26.07.2017

Czego pragnie człowiek



Czego pragnie człowiek, taki zwykły człowiek? Z pewnością pragnie spokoju i bezpieczeństwa oraz swobody działania, gdyż nie zamierza działać ani przeciwko sobie, ani przeciwko innym ludziom. To oznacza, że człowiek (każdy człowiek) pragnie współdziałać z innymi dla wspólnego dobra. Wierzymy, że w ten sposób można osiągnąć rozwój i dobrobyt.

Co nam przeszkadza w tej wspólnej działalności? Przede wszystkim zadufanie w sobie, czyli egoizm pełen pychy. Jeżeli uważamy się za kogoś lepiej wiedzącego albo lepiej działającego, to tym samym odłączamy się od współpracy z innymi. Zostajemy pozostawieni sami sobie, a wtedy wszystkie problemy spadają na nas samych.

Człowiek musi umieć wyciągnąć rękę do innych ludzi, aby podjąć z nimi współpracę, czyli wspólne rozwiązywanie spraw i problemów. Nie zawsze umiemy znaleźć sami najlepsze rozwiązanie. Lecz we wspólnym działaniu możemy osiągnąć znacznie więcej, ponieważ razem łatwiej wypracować skuteczne rozwiązanie pojawiających się problemów.

Na czym polega współdziałanie? Do tego konieczne jest zaangażowanie (czyli chęć do działania), szybka ale skuteczna komunikacja, i wreszcie poddanie się jakiemuś kierownictwu.
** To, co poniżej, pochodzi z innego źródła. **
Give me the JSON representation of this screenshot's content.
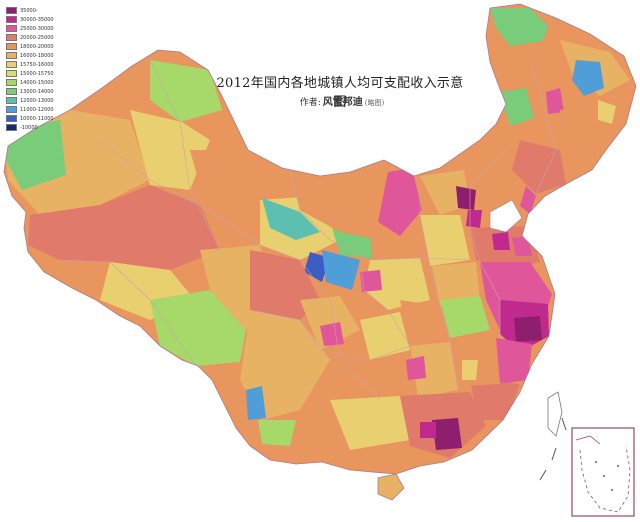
{
  "map": {
    "title": "2012年国内各地城镇人均可支配收入示意图",
    "author_prefix": "作者:",
    "author_name": "风雷邦迪",
    "author_note": "(略图)"
  },
  "legend": [
    {
      "label": "35000-",
      "color": "#8e1f6e"
    },
    {
      "label": "30000-35000",
      "color": "#c02a8e"
    },
    {
      "label": "25000-30000",
      "color": "#e0569a"
    },
    {
      "label": "20000-25000",
      "color": "#e07a6a"
    },
    {
      "label": "18000-20000",
      "color": "#e8955e"
    },
    {
      "label": "16000-18000",
      "color": "#e8b265"
    },
    {
      "label": "15750-16000",
      "color": "#e8d070"
    },
    {
      "label": "15000-15750",
      "color": "#d6de70"
    },
    {
      "label": "14000-15000",
      "color": "#a6d86a"
    },
    {
      "label": "13000-14000",
      "color": "#78cc7a"
    },
    {
      "label": "12000-13000",
      "color": "#5cc0b0"
    },
    {
      "label": "11000-12000",
      "color": "#4f9ed8"
    },
    {
      "label": "10000-11000",
      "color": "#3c5ec4"
    },
    {
      "label": "-10000",
      "color": "#1c2a70"
    }
  ],
  "colors": {
    "border": "#c9a2ae",
    "sea_border": "#777777",
    "background": "#ffffff"
  }
}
Trzeba wyraźnie określić cel działania i zaplanować przynajmniej wstępnie odpowiednie prace i czynności (przedstawić jakiś harmonogram robót).

Człowiekowi, który kieruje się myśleniem i wolnością, nie będzie łatwo zaakceptować wszystkie te postulaty współpracy. Okazuje się bowiem, że realna współpraca wymaga nastawienia osobowego a nie świadomościowego. Współdziałać i współpracować ze sobą mogą właśnie osoby, a nie oderwane świadomości. Musimy wiedzieć, że świadomości, która jest zdolna tylko do myślenia i wolnego wyboru, nie sposób namówić do współdziałania. Dopiero nasza duchowość ożywiona aktami osobowymi jest skłonna do podjęcia wspólnych działań. Ożywiona w ten sposób duchowość (władze duszy) nie jest świadomością. Osobowe akty generowane przez prawdę pobudzają nasz umysł do komunikacji, zaś akty generowane przez własność dobra zachęcają wolę do dobrych czynów (do dobrych chęci i dobrych uczynków). Do tego dochodzą także akty generowane przez własność piękna, które stymulują naszą uczuciowość do przeżywania osobowego piękna. Wszystko to razem umożliwia człowiekowi spełnianie działań osobowych, czyli podjęcia współdziałania w ramach osobowej wspólnoty. Jest to „całkiem naturalny” sposób działania wśród ludzi.

Natomiast zupełnie innym sposobem działania jest już działalność instytucjonalna. Tam współpraca jest wymuszana przez rozstrzygnięcia prawne. Otóż rozwiązania prawne nie gwarantują rzeczywistej współpracy. Dlatego wszelkie instytucje działają raczej w sferze możliwości działania niż w rzeczywistości. Toteż instytucje sprawdzają się jedynie w ograniczonym zakresie, skoro znaczna ilość sił i środków idzie w gwizdek, a więc zostaje zmarnowana. Prawo nie jest w stanie zorganizować doskonałej współpracy. Rzeczywista współpraca musi mieć zawsze wymiar osobowy. Dlatego taka współpraca i współdziałanie sprawdza się najlepiej w rodzinie, która stanowi „naturalną” wspólnotę osobową.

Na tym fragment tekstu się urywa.